The market's jitters took a nosedive late last week, despite more worrying headlines. The fear factor is abating, but it still doesn't mean the wild roller coaster ride is over yet.
"We have already had a few years with volatility being very subdued, and thus we have been due for some normalized market movement," said Brian Stutland of Equity Armor Investments. "In a sense, we are back to normal."
After the panicky highs the CBOE Volatility Index hit on Oct. 15, that measure of expected market moves (which largely measures the expected likelihood of a major decline) has plunged 46 percent. Indeed, as the S&P 500 has bounced back from its lows, the market's fear gauge dropped nearly 25 percent in the last week alone.
"We did see a rapid rise, but what's more unusual is how quickly the VIX collapsed," said Tim Edwards, director of index investment strategy at S&P Dow Jones Indices. "Normally it spikes up and grinds down, so it is genuinely unusual how quickly it's decayed."

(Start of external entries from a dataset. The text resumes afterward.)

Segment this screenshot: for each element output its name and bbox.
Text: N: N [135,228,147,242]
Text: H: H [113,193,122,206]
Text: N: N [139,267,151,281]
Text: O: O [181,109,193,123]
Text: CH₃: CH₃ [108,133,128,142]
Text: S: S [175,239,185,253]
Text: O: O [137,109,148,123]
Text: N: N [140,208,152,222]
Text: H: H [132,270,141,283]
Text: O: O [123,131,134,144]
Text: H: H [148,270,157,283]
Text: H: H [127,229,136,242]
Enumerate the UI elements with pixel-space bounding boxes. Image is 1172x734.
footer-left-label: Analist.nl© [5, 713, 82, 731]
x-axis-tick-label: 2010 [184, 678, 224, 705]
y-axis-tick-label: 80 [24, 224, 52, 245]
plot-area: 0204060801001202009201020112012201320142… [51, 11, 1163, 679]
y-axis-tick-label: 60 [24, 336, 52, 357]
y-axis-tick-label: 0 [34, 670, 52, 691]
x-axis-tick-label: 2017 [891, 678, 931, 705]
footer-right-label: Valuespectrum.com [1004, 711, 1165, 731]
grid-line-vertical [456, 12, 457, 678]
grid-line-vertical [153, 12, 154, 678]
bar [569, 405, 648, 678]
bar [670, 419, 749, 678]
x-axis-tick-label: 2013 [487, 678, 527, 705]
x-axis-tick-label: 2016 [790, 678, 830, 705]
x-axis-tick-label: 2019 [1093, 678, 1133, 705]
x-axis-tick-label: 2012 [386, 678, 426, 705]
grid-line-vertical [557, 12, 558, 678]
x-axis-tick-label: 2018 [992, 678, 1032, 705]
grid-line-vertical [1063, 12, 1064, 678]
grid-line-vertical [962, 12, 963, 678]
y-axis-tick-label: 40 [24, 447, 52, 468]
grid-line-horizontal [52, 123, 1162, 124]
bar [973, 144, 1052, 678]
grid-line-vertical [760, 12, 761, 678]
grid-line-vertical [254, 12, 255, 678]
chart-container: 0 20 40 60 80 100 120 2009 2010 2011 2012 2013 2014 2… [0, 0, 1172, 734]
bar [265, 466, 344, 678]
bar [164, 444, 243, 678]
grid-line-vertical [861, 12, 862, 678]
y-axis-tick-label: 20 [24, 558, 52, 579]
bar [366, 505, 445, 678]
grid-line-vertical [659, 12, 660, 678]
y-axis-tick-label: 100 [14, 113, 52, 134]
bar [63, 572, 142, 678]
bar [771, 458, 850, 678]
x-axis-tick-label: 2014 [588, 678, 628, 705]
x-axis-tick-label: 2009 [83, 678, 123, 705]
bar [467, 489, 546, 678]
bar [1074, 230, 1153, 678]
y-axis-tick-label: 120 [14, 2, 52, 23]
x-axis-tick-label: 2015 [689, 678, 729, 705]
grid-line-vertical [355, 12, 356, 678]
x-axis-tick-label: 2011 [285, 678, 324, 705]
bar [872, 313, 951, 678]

The VIX is still well above multiyear lows hit in June, yet many analysts say much of the volatility has been drained from the market. As a result, the VIX's plunge suggests the panic is largely gone.
"We're back in the 'no fear' zone, which is fine, because last week was the 'no fun' zone for investors," Scott Nations told CNBC. "With the S&P once again well above the 200-day moving average, and with solid earnings from everyone except Amazon, the market is signaling the all-clear."